The **primary objective** of this phase was to transform the cleaned dataset `master_df.csv` into the structure and annotation format required for **training a YOLO (You Only Look Once)** model.

The **“Preprocessed Data”** deliverable consists of the original images paired with **new, machine-readable label files**.  
This notebook focused exclusively on **offline label conversion**.

> **Note on Augmentation**  
> Image resizing and data augmentation (e.g., random cropping, flipping, color shifts) were **not performed offline**.  
> These operations are handled *online* (in memory during training) by the model’s data loader.  
> This is a standard practice that:
> - Saves disk space  
> - Provides greater augmentation variability

---

## 2.  Core Preprocessing Task: Label Conversion

The **BDD100K** dataset provides annotations in **Pascal VOC** format, which must be converted to **YOLO format**.

###  Format Comparison

| **Attribute** | **Pascal VOC (Source)** | **YOLO (Target)** |
|----------------|--------------------------|--------------------|
| **Coordinates** | `x_min, y_min, x_max, y_max` | `x_center_norm, y_center_norm` |
| **Dimensions** | (Implicit) | `width_norm, height_norm` |
| **Units** | Pixels (Absolute) | Ratios (Normalized 0.0 → 1.0) |
| **Class ID** | String name (e.g., `"car"`) | Integer ID (e.g., `0`) |

---

###  Conversion Process

A `convert_to_yolo()` function was implemented to process each annotation as follows:

1. **Map Class ID**  
   The category name (e.g., `"car"`) was mapped to its integer ID (e.g., `0`) using a predefined `CATEGORY_MAP`.

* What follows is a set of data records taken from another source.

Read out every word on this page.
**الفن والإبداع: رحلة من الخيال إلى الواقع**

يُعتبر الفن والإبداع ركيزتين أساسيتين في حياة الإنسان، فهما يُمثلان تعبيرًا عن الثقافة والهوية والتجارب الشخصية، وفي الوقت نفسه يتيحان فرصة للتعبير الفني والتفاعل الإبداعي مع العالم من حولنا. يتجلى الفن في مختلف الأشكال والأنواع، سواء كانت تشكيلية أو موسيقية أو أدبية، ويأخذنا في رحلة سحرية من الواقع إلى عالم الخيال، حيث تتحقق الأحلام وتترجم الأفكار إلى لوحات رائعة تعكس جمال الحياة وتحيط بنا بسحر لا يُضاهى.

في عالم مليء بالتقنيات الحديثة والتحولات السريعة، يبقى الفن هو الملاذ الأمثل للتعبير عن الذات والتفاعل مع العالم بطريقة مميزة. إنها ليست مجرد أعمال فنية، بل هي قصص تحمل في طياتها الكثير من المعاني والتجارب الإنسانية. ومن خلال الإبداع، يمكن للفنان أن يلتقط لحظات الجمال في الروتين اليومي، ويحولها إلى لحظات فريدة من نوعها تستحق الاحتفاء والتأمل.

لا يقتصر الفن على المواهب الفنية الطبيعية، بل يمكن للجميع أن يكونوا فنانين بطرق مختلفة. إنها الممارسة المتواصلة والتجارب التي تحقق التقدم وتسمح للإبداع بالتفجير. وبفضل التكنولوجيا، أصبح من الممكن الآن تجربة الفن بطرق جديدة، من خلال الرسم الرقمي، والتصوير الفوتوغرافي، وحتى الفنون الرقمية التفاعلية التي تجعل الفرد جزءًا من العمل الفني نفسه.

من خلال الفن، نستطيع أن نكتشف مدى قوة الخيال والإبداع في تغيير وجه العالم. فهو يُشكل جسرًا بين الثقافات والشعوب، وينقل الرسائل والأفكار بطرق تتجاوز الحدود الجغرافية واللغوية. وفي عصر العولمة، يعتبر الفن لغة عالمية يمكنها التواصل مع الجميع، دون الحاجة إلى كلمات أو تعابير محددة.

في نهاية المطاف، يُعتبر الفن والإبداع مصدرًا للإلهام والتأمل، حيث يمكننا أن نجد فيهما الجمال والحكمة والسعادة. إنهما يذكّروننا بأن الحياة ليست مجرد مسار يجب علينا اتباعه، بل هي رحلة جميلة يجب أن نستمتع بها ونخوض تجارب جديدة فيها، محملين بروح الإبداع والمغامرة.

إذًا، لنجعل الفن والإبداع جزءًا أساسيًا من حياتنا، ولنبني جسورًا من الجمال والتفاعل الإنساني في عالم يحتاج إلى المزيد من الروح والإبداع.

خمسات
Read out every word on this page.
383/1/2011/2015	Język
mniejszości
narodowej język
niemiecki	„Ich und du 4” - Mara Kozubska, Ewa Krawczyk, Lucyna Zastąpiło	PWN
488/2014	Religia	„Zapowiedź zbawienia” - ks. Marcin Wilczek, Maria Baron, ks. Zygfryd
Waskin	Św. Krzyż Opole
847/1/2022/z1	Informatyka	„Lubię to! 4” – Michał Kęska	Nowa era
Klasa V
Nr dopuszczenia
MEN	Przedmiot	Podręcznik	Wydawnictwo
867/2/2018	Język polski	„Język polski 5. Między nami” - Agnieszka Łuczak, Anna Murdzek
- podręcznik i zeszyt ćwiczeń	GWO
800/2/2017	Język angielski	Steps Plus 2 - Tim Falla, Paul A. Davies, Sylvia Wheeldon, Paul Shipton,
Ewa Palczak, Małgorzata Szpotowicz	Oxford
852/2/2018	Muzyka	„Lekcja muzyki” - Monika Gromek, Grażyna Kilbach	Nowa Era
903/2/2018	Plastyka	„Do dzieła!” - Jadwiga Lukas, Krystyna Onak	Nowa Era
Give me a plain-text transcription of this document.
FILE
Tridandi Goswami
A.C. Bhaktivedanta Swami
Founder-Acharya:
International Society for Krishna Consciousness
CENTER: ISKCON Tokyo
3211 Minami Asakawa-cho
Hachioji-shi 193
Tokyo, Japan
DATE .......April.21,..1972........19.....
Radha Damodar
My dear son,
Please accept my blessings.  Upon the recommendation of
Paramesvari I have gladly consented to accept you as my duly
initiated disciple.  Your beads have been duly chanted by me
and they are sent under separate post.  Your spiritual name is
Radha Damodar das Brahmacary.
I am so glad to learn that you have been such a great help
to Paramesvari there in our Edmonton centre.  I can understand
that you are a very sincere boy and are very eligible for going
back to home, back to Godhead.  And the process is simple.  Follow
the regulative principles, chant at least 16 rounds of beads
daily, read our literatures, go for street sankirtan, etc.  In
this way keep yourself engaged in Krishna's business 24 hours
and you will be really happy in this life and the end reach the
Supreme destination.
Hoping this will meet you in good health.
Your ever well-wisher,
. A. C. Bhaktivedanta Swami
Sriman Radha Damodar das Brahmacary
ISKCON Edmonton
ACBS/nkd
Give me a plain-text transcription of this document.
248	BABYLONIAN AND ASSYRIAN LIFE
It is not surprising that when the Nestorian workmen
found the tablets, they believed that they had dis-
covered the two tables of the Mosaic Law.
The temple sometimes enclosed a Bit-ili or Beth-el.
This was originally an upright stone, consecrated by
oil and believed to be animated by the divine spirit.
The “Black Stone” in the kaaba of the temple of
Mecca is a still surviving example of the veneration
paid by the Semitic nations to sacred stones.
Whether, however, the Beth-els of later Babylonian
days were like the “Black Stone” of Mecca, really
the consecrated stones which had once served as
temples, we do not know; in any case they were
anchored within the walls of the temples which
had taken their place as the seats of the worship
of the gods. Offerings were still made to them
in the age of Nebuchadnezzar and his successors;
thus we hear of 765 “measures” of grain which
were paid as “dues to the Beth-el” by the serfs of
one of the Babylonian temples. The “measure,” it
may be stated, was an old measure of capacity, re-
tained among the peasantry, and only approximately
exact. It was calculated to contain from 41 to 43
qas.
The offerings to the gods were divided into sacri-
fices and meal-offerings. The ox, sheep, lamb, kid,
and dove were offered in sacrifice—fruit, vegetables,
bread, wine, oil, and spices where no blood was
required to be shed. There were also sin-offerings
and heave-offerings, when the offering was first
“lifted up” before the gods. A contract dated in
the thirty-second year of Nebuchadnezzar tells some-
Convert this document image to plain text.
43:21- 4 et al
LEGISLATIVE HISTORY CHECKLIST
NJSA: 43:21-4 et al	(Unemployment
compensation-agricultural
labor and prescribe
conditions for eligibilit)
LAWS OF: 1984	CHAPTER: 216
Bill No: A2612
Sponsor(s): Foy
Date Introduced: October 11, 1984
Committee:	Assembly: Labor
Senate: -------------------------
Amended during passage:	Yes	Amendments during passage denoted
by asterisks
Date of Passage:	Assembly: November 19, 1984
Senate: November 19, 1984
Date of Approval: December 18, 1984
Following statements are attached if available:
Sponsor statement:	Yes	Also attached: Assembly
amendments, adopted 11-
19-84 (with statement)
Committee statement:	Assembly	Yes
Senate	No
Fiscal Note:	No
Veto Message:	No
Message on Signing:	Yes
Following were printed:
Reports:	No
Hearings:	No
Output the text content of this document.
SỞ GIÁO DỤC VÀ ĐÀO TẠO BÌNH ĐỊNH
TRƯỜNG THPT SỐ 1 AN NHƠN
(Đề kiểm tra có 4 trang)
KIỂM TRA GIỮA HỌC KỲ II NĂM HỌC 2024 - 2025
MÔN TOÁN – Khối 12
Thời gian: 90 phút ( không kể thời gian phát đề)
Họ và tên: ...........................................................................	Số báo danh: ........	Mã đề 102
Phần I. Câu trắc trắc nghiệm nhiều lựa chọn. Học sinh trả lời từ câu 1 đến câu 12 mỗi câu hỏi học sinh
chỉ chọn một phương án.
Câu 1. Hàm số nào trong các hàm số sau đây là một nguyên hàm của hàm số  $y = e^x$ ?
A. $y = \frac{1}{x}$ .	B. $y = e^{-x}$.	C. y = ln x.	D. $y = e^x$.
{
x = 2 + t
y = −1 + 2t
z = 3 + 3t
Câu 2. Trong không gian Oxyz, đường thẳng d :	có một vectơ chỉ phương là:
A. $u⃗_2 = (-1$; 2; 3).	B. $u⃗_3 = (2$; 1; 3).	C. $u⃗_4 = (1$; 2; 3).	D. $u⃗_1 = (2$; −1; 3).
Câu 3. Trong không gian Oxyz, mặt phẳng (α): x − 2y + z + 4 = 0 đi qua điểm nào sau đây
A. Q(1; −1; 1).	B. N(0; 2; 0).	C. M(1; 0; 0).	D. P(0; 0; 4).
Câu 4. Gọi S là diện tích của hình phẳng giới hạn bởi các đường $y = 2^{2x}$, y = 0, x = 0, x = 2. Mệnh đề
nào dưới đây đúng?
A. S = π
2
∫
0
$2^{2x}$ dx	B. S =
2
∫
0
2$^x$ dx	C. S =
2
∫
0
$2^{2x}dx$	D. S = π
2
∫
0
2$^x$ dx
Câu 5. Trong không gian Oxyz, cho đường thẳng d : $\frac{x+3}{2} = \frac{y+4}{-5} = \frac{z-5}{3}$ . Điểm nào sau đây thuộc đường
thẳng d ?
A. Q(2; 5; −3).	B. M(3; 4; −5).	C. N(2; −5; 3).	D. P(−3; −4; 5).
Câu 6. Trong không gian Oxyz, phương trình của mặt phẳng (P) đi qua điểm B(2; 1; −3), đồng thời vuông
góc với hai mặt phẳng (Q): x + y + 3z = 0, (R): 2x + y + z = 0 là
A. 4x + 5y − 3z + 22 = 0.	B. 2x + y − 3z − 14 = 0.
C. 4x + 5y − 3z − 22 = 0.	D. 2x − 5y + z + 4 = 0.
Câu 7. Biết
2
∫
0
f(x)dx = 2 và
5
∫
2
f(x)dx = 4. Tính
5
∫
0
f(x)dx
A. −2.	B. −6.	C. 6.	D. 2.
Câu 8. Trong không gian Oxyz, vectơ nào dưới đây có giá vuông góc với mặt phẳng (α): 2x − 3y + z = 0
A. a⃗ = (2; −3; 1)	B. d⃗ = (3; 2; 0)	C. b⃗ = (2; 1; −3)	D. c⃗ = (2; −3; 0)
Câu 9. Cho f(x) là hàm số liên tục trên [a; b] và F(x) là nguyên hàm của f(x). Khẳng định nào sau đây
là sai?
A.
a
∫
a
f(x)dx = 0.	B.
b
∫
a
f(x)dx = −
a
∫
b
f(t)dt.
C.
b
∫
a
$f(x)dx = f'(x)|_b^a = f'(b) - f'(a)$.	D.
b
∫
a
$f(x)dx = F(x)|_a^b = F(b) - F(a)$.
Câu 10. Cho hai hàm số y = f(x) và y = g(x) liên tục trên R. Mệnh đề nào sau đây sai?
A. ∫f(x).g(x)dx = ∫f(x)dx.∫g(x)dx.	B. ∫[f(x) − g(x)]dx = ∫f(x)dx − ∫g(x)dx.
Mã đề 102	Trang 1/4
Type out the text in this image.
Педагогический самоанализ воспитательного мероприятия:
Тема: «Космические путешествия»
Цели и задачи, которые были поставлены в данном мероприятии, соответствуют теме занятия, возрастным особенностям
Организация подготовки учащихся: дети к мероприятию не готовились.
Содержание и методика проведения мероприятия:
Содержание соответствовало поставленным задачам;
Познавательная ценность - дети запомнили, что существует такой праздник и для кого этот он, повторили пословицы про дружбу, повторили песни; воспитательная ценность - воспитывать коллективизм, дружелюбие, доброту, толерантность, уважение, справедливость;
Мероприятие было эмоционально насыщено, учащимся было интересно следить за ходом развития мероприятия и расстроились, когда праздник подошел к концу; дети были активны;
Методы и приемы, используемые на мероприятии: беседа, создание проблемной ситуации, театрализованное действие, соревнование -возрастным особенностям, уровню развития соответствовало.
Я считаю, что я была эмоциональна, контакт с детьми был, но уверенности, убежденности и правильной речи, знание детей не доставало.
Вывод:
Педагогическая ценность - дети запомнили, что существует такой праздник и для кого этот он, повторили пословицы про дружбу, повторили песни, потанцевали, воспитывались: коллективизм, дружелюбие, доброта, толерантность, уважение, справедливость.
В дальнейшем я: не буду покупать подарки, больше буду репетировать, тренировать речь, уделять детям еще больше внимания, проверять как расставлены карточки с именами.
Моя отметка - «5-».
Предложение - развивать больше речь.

2. **Calculate Center and Dimensions**  
   Convert absolute coordinates to center-based format:

   $$
   x_{center} = \frac{x_1 + x_2}{2}
   $$

   $$
   y_{center} = \frac{y_1 + y_2}{2}
   $$

   $$
   width = x_2 - x_1
   $$

   $$
   height = y_2 - y_1
   $$

3. **Normalize Values**  
   Normalize by image dimensions (1280×720):

   $$
   x_{center\_norm} = \frac{x_{center}}{1280}
   $$

   $$
   y_{center\_norm} = \frac{y_{center}}{720}
   $$

   $$
   width\_norm = \frac{width}{1280}
   $$

   $$
   height\_norm = \frac{height}{720}
   $$

4. **Generate YOLO Label String**  
   Each object’s label was written in YOLO format as:



class_id x_center_norm y_center_norm width_norm height_norm


---

## 3. Final File Generation

The `create_yolo_labels` script finalized the deliverable by iterating through **1.8 million annotations**:

- **Grouping** → Annotations were grouped by split (`train`, `val`, `test`) and by `image_name`.  
- **File Creation** → For each image (e.g., `b001a7ce-36f3fff2.jpg`), a corresponding text file (`b001a7ce-36f3fff2.txt`) was created inside the appropriate subdirectory under `labels_yolo/`.  
- **Negative Samples** → For images containing only the `"background"` category, an **empty .txt file** was created.  
These negative samples are critical — they teach the model which images contain *no objects of interest*.

---

## 4. Deliverable Summary: *“Preprocessed Data”*

This notebook successfully generated the **Preprocessed Data deliverable** for **Milestone 1**.  
The resulting directory structure is now ready for **model training in Milestone 2**.

---

### Dataset Structure

| **Directory**   | **Subfolder** | **Description** |
|-----------------|----------------|-----------------|
| **Images**      | train          | Original images |
|                 | val            | Original images |
|                 | test           | Original images |
| **labels_yolo** | train          | ~70,000 .txt label files |
|                 | val            | ~10,000 .txt label files |
|                 | test           | ~20,000 .txt label files |

---

 **Status:** Preprocessing completed successfully.  
The dataset is now fully prepared for YOLO model training.